Un anno intenso per la Riserva MaB Unesco dell’Appennino Tosco-Emiliano

Un anno intenso per la Riserva MaB Unesco dell’Appennino Tosco-Emiliano

10 Giugno 2016 Off Di Direzione Rivista Siti Unesco

Ha compiuto un anno ma ha fato già passi da gigante: parliamo della Riserva MaB Unesco dell’Appennino Tosco-Emiliano, che proprio ieri ha celebrato la ricorrenza dell’assegnazione del riconoscimento.

“E’ stato un anno di attività e di vitalità che ha reso onore alla certificazione ottenuta e ci fa essere orgogliosi di poter contare questo patrimonio fra le ricchezze del nostro territorio. – ha spiegato assessore all’ambiente Federica Fratoni – Dimostrazione che il riconoscimento Unesco non è solo una attestazione di bellezza e ricchezza ecologica ma una grande opportunità per valorizzare un’area e per incrementare quel turismo ambientale destinato a una fetta di pubblico che oggi è sempre più sensibile e attenta a certe offerte”.

Un anno intenso in cui si è svolta la Conferenza Mondiale di Lima, nella quale i programmi di innovazione per uno sviluppo sostenibile e la rete delle Riserve MAB sono emersi come straordinariamente vitali e attuali in tutto il mondo. Il messaggio “Uomo e Biosfera” è apparso anche in sintonia profonda con l’Appennino; e si sono incontrate la sensibilità comune e l’attualità sociale, culturale e politica.

Tra gli impegni più rilevanti di questi dodici mesi, fra azioni di divulgazione, condivisione e costruzione delle basi per dare corpo alla missione di Mab (Man and biosphere) Appennino si segnala l’adesione di 30 Consigli Comunali (su 34) che tra il 18 luglio 2015 e il 15 gennaio 2016 hanno di nuovo deliberato e condiviso l’impegno di partecipazione alla governance; l’avvio da parte della Regione Toscana un nuovo impegno su MAB UNESCO,  nelle scuole e nelle istituzioni,  che crescerà anche per l’ampliamento e il rilancio della MAB della vicina Selva Costiera Toscana.

Varie importanti manifestazioni hanno inoltre incluso e fatto vivere le idee forza di MAB UNESCO Appennino come la rassegna “MENU’ a Km0”  che per la prima volta ha riguardato tutta l’area, coinvolgendo 94 imprese con 40 ristoranti e 54 produttori agricoli locali; la manifestazione Olea Lunae a Licciana Nardi (2-3 Aprile), ha ospitato una presentazione della Riserva; la rassegna fieristica Sapori di Fivizzano, (2 al 5 giugno) che ha ospitato una rassegna dei 64 prodotti DOP, IGP e tradizionali, riconosciuti nella Riserva di Biosfera, con un approfondimento sui prodotti di qualità e del territorio cui hanno partecipato Università di Pollenza, Eataly/Fico e l’associazione Ambiente Vivo.

Tra i risultati più rilevanti quelli del mondo della scuola.
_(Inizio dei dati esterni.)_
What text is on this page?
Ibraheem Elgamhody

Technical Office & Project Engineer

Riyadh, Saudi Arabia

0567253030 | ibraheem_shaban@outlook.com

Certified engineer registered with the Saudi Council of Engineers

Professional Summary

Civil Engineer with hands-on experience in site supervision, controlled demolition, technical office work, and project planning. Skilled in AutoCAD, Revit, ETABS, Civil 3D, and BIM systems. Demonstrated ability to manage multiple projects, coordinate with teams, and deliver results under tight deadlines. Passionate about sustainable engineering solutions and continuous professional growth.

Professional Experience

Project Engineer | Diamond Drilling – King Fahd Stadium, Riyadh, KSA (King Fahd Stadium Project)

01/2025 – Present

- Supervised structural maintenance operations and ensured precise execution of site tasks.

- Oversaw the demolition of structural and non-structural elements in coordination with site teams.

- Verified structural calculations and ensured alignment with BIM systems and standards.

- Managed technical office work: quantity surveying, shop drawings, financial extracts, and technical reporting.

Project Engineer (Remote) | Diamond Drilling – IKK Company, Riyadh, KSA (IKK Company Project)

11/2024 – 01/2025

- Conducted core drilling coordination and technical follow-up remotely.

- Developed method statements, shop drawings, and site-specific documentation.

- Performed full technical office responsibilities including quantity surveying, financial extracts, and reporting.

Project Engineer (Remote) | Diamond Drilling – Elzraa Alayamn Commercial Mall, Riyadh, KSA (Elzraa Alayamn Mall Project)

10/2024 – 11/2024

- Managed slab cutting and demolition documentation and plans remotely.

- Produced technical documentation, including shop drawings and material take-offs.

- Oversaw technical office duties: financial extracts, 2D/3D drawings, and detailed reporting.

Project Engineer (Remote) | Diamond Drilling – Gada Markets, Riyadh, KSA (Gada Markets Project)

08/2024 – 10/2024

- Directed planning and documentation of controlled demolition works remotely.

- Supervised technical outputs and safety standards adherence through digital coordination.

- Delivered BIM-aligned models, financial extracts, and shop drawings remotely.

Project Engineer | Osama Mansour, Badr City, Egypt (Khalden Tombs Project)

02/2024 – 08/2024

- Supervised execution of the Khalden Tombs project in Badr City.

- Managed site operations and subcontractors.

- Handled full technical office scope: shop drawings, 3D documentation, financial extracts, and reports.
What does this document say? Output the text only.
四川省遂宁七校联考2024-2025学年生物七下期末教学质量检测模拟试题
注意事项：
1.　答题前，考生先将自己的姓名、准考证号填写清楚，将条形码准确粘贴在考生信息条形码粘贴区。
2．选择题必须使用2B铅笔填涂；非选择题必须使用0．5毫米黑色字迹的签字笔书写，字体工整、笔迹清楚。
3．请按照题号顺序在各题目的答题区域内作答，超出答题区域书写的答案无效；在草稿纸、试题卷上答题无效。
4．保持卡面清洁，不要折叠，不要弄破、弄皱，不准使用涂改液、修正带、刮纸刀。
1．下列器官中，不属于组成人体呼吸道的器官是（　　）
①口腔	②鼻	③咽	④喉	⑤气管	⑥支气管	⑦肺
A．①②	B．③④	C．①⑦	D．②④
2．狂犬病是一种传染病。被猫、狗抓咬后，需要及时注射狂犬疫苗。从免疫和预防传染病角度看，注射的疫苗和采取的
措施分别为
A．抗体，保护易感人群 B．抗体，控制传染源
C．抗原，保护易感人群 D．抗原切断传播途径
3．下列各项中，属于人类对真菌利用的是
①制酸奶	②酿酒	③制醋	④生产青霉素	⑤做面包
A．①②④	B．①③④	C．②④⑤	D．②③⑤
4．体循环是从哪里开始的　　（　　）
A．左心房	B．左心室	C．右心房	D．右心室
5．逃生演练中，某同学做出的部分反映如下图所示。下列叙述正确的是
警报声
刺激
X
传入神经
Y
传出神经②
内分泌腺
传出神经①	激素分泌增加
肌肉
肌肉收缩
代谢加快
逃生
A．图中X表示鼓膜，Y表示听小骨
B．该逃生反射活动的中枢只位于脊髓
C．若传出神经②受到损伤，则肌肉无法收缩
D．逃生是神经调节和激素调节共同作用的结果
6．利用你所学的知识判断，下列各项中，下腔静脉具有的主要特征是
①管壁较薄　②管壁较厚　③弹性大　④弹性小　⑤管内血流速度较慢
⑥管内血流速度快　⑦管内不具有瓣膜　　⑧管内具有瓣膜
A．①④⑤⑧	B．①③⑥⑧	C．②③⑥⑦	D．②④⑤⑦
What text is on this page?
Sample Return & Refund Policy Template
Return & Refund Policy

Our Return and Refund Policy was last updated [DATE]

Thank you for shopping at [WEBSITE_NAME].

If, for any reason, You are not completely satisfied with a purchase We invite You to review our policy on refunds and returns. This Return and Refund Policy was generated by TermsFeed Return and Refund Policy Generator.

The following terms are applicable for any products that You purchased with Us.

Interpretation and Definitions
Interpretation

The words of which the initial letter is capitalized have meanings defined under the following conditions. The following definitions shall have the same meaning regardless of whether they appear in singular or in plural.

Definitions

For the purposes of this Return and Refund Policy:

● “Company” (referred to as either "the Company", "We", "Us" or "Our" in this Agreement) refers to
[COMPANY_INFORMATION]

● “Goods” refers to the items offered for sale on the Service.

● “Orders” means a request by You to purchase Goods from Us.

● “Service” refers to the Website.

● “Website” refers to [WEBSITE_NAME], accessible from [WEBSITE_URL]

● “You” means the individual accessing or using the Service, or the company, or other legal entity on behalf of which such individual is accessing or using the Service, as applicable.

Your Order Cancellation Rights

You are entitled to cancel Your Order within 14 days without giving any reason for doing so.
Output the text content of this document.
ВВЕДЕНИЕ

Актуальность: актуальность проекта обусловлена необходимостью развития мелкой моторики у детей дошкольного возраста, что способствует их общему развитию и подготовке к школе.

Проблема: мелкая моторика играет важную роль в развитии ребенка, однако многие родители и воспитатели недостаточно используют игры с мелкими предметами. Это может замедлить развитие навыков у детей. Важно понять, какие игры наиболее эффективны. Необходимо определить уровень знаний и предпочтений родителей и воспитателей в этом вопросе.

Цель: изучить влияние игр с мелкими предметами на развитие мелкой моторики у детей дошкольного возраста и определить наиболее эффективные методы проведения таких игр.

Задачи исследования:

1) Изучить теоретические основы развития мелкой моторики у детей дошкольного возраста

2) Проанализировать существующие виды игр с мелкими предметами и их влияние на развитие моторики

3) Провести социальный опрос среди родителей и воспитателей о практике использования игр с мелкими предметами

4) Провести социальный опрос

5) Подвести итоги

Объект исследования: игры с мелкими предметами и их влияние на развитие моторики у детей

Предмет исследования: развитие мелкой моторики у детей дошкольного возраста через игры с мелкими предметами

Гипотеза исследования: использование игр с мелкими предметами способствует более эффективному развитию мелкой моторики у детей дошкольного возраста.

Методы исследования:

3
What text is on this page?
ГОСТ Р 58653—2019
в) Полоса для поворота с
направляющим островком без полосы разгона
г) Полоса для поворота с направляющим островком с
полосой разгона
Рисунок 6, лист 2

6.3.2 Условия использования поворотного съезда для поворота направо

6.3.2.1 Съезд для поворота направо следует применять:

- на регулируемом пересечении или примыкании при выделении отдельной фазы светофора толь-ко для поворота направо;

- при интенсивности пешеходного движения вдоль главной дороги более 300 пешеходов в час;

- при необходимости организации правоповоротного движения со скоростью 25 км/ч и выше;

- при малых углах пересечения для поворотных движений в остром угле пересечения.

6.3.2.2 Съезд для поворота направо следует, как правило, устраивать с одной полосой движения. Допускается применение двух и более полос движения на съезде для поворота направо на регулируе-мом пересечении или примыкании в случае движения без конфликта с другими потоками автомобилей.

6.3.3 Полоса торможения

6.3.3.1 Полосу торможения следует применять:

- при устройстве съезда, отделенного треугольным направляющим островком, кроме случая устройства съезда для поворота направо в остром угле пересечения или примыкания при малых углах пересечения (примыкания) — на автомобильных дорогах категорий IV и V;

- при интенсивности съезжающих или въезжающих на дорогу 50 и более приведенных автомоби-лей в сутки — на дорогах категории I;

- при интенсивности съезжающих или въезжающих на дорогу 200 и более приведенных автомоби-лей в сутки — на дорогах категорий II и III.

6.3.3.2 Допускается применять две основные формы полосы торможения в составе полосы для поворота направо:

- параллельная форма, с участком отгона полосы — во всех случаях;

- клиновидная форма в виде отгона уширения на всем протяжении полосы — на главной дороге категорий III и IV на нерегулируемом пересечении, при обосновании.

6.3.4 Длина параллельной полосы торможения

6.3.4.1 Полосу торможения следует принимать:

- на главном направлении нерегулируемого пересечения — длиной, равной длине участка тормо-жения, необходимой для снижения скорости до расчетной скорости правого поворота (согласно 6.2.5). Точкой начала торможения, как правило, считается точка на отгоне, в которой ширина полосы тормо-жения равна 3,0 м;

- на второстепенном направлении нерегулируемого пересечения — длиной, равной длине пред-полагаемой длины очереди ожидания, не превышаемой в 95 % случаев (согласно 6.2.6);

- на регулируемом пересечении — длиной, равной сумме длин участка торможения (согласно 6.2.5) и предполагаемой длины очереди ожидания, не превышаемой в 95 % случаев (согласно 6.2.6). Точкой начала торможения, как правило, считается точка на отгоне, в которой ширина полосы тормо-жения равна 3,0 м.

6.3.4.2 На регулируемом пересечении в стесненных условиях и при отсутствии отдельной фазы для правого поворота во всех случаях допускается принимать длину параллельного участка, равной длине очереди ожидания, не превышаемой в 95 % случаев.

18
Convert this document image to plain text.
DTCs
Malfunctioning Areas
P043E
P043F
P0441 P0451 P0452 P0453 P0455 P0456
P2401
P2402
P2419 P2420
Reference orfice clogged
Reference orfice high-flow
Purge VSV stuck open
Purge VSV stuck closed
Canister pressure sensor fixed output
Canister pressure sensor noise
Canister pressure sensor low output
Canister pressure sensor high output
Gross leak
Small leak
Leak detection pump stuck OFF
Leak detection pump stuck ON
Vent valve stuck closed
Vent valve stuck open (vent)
Sono infatti 53 le Istituzioni scolastiche di ogni ordine e grado, non solo del territorio ma anche di altre province che hanno raccolto, interpretato il messaggio “Uomo e Biosfera”. Sono stati coinvolti complessivamente oltre 3600 studenti, oltre 420 insegnanti. Si sono svolti 56 incontri di presentazione e 22 tavoli di progettazione. Sono state realizzate 19 progettazioni didattiche annuali, candidati a finanziamento 7 progetti a tema Mab Unesco, 2 erasmus+ già finanziati e 2 in preparazione.

“Un aspetto quest’ultimo – ha concluso Fratoni – che mette in evidenza l’obiettivo essenziale della missione del Mab Appennino: l’investimento sulle risorse umane e sulle loro motivazioni. Se i giovani dell’Appennino cresceranno in competenze, professionalità, apertura al mondo, portandosi dentro il senso di appartenenza e di un nuovo orgoglio e conoscenza di territorio, i risultati non mancheranno”.